Posted by: purple chai | April 12, 2008 at 03:59 PM
As it happened, I *liked* the "dress for success" look when it was popular. I did not wear it when it wouldn't have been appropriate.
How you dress is completely your own business. And guys who wear baseball caps for every occasion are bad enough, besides needing a reminder to take off their hats indoors. (What d'ya think -- gray or bald?)
Posted by: l'empress | April 12, 2008 at 06:27 PM
You should see ME on the weekend; you would feel like a total fashion plate. Right now I'm in grungy shorts and a t-shirt with pieces of lawn all over my legs. And I would go up to get a coffee, just like this--if it weren't 72 degrees here. Doesn't that condescending and officious man know that you're NOT SUPPOSED TO WEAR A HAT INDOORS? He needs to bone up on his own dress etiquette!
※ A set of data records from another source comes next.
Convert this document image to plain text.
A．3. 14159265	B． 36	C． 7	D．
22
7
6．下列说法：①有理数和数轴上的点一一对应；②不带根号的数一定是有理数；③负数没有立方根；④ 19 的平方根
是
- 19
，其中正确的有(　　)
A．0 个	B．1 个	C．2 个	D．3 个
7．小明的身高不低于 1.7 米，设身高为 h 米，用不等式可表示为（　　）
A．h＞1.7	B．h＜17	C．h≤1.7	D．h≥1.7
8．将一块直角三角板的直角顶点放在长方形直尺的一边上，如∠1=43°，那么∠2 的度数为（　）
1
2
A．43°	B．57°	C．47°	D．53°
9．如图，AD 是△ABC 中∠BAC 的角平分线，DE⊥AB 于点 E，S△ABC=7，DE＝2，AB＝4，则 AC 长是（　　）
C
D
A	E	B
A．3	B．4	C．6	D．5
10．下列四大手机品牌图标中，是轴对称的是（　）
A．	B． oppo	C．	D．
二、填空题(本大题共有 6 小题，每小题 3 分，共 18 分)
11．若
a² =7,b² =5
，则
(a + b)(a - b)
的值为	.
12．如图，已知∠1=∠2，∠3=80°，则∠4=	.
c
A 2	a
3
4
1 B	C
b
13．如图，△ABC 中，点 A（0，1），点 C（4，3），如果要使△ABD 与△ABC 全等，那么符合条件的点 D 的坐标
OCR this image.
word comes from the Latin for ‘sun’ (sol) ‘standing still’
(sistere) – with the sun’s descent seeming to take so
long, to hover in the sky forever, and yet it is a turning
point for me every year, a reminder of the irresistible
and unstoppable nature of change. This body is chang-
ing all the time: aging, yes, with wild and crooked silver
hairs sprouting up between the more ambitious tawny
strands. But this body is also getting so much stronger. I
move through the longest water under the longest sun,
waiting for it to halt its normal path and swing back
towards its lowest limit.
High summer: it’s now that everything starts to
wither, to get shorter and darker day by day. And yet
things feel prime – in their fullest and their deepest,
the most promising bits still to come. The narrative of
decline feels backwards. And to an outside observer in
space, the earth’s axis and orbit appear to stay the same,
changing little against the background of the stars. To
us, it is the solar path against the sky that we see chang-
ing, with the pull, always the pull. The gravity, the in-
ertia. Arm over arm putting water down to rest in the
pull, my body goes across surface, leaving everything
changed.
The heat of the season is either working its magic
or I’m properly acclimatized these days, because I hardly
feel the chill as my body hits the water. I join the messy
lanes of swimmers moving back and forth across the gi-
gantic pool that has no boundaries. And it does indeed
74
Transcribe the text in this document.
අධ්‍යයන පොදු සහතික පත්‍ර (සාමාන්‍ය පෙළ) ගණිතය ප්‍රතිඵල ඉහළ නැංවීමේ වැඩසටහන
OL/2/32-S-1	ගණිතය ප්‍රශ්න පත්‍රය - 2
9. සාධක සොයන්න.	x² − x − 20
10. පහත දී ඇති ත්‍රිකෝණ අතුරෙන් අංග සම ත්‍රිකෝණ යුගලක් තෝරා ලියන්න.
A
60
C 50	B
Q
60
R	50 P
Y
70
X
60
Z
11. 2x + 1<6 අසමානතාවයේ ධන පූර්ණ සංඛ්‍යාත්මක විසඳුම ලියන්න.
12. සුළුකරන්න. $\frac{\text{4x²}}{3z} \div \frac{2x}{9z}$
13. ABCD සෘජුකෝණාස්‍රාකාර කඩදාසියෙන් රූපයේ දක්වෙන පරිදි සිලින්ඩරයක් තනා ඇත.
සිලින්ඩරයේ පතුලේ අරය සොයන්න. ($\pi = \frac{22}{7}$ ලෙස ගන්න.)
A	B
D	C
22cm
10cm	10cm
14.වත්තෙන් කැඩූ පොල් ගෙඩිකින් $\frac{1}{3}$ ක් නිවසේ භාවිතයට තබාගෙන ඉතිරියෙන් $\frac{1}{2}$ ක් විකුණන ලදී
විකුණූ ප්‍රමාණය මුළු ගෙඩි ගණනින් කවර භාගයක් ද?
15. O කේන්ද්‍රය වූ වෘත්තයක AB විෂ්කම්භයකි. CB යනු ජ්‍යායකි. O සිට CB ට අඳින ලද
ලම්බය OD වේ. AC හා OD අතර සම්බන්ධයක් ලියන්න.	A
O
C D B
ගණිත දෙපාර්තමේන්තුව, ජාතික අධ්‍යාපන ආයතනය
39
Posted by: Margaret | April 12, 2008 at 07:29 PM
As the youngest commenter so far I will say to this person, "MYOFBDB." As long as you're wearing a bra, you're okay. My only fashion rule is that underwear is a part of the uniform.
Posted by: Spritopias | April 12, 2008 at 09:51 PM
No major stains visible on the clothes, no underwear showing. Those are my only rules. When we go into a facility, we're supposed to dress to match the dress code of the facility. Except every facility I've been to has a uniform or scrubs. We don't have a uniform, and we have a hard enough time explaining "nonmedical" without showing up in scrubs. Lately I've been wearing my oldest jeans. I'm spending my days on my hands and knees oiling a teakwood floor! I'm not about to ruin my few pairs of better pants.